労災は、大きく2つに分類します。業務上の事由や通勤による労働者の負傷,疾病,障害または死亡につき、被災者や遺族に対して所定の保険給付を行います。
1.業務災害・・・本来の業務上の災害
業務が原因となった災害(負傷・疾病・障害・死亡)が、労災保険で業務災害と認められるためには、業務と傷病等との間に因果関係があることが必要となります。
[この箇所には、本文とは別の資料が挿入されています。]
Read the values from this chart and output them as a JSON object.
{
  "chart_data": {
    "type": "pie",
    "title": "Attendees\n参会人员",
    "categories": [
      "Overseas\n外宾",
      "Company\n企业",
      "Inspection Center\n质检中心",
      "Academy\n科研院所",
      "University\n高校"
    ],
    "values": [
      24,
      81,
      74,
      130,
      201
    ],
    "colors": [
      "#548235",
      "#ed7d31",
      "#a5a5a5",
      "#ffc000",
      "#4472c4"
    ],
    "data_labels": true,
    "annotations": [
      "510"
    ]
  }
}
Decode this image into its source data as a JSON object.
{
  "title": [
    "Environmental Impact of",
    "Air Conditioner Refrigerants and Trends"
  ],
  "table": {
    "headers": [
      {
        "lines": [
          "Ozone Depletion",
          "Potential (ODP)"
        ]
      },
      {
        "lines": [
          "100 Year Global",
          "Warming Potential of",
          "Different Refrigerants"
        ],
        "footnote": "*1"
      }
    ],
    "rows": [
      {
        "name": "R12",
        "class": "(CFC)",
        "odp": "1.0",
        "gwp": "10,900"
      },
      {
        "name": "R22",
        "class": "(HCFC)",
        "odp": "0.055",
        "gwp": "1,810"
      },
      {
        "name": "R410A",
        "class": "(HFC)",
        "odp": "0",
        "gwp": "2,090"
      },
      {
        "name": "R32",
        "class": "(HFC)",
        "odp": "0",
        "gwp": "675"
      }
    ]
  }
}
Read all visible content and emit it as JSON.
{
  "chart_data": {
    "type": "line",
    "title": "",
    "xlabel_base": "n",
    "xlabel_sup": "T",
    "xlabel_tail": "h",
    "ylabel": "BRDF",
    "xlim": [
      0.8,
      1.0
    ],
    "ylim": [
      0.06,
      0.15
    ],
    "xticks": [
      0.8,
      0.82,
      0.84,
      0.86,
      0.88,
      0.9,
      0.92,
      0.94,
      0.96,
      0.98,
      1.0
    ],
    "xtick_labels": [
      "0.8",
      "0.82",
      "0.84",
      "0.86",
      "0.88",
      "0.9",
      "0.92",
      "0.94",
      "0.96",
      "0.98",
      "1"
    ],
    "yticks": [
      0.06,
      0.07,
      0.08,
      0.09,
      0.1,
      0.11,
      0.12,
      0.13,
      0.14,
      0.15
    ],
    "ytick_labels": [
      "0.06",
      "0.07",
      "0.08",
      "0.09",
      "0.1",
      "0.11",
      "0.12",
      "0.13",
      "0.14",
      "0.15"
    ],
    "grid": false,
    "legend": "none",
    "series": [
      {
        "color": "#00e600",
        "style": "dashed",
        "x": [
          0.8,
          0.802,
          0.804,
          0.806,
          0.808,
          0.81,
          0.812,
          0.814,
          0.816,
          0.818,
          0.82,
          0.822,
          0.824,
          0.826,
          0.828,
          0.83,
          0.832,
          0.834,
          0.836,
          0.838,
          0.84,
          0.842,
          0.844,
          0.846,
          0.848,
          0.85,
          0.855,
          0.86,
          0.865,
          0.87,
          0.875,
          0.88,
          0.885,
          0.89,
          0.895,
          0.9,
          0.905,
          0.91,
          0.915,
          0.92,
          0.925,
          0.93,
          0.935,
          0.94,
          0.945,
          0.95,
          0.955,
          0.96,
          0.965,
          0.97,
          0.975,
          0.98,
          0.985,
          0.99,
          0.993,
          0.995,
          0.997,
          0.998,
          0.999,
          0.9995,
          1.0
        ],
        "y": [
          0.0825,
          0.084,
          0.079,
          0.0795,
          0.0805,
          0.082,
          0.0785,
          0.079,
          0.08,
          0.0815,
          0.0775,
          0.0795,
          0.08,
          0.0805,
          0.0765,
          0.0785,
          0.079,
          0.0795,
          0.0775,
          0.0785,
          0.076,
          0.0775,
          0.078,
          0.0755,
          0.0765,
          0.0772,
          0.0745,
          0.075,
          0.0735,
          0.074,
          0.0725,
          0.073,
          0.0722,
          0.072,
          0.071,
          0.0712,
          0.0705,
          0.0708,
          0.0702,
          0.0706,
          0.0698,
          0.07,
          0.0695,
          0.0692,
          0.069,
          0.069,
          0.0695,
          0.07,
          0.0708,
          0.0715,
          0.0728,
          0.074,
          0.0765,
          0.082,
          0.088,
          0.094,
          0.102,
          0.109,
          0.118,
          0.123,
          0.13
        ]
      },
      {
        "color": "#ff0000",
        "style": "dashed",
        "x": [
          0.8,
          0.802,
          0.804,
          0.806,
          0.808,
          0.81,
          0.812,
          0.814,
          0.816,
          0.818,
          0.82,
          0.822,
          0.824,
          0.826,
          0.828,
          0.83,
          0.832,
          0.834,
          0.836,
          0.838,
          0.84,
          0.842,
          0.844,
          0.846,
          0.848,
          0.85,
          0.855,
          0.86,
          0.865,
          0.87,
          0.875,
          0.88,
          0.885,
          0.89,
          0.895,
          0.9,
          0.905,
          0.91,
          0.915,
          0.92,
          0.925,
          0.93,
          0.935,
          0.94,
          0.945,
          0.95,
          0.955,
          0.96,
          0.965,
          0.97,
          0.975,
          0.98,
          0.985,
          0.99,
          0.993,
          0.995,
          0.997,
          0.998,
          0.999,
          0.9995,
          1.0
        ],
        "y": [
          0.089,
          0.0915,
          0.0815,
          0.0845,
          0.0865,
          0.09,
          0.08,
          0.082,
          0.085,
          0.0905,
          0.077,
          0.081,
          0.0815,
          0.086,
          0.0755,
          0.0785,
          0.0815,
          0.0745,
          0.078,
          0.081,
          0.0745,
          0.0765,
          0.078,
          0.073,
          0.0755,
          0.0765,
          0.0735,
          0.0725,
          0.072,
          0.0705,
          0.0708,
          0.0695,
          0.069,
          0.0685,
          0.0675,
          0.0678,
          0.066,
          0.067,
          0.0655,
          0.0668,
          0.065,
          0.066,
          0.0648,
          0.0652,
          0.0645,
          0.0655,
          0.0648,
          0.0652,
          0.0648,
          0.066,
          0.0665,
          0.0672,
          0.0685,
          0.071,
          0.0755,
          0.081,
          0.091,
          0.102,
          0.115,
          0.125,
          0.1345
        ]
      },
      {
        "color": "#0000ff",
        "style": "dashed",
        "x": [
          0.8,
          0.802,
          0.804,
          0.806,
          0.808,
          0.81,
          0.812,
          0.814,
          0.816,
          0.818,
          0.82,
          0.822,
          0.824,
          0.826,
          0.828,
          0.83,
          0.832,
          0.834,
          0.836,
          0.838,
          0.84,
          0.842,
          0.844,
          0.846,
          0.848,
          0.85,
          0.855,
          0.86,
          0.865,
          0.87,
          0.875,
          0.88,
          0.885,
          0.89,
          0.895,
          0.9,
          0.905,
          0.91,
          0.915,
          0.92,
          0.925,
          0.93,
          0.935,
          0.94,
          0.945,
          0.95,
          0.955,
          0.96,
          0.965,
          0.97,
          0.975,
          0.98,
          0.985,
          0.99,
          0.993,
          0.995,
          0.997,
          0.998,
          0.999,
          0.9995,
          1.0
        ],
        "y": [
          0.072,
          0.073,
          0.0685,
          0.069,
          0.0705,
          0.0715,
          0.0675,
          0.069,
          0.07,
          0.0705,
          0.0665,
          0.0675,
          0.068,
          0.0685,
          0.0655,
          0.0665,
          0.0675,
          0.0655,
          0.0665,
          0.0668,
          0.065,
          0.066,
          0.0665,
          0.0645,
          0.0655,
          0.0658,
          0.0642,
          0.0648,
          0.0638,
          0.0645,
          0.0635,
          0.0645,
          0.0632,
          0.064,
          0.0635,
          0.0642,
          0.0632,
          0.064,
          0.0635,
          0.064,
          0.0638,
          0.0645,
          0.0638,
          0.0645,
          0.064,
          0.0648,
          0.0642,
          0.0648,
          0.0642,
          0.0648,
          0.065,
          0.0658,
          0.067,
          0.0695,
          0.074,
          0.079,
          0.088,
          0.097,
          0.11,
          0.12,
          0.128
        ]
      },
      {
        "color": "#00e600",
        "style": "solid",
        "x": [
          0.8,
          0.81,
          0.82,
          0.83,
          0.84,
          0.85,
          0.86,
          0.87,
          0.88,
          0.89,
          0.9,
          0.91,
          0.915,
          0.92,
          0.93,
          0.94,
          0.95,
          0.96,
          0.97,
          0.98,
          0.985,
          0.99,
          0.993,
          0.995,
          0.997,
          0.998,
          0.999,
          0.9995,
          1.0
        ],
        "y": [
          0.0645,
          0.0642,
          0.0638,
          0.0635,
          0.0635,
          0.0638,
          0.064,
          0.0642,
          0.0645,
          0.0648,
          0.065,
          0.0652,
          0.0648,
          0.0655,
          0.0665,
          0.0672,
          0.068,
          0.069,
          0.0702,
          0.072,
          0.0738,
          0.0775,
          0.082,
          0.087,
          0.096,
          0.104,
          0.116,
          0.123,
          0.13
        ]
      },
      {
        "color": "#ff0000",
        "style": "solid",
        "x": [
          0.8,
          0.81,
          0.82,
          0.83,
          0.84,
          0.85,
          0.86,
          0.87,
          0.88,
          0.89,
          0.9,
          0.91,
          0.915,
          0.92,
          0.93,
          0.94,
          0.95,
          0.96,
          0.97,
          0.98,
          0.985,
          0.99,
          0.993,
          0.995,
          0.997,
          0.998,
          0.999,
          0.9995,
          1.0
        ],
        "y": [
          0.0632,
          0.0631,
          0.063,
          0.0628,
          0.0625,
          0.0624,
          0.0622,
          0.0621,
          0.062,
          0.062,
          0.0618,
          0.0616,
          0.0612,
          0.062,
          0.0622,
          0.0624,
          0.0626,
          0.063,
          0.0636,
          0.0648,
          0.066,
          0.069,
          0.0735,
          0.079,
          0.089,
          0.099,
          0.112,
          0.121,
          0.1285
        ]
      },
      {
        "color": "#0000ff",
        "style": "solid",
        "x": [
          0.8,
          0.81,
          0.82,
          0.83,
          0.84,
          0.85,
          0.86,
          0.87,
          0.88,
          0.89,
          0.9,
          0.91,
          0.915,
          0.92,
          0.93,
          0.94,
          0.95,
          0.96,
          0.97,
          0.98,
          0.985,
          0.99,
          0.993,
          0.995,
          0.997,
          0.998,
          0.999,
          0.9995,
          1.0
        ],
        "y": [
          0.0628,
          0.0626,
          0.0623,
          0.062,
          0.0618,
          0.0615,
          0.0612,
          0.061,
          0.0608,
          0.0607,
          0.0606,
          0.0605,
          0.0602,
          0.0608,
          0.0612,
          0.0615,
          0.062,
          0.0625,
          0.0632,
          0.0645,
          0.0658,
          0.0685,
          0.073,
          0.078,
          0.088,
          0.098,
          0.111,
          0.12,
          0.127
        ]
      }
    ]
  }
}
業務災害は、業務を原因とする負傷と業務を原因とする疾病(病気)に分けて考えられています。
負傷と認められるための判断基準
① 社内仕事をしている場合(就業時間中・後片付け・待機時間など)
② 社外で仕事をしている場合(出張・外勤・業務による外出中など)
③ 仕事はしていないが、社内にいる場合(休憩時間中など)
疾病が認められるための判断基準
①労働の場に有害因子が存在していること
②健康障害を起こすほどの有害因子にばく露したこと
③発症の経過及び病態
2.通勤災害・・・通勤途上の災害
通勤災害とは、労働者が住居と就業の場所との間を合理的な経路及び方法により往復することをいいます。
●加入について
加入は勤務先の事業所が行ないます。
労働者を1人でも使用する事業は、すべて強制的に労災保険の適用事業とされます。
正社員・パート社員・アルバイト・嘱託などに関係なく、全ての労働者に適用されます。
●補償について
被災労働者の負傷または疾病に対して支給される給付
①療養補償給付
②休業補償給付
③傷病補償年金
業務上の傷病が治癒したときに一定の障害が残った場合に支給される給付
①障害補償給付
被災労働者が死亡した場合に支給される給付
①遺族補償給付
②葬祭料
障害補償給付または傷病補償年金の受給権者で常時または随時介護を受けている被災労働者に支給される給付
①介護補償給付
●給付について
◆給付手続き
被災あるいはその遺族から、その労働者が働いていた事業所を管轄する労働基準監督署長に対し、請求書を提出します。ほとんどの場合事業主を通して行ないますので、事業主は、この請求手続に協力する義務があります。しかし、あくまで請求するのは労働者自身なので会社任せにしないようにすることが、きちんと給付を受ける為のポイントとなります。
◆時効
労災給付の請求は時間的な制約(時効)があります。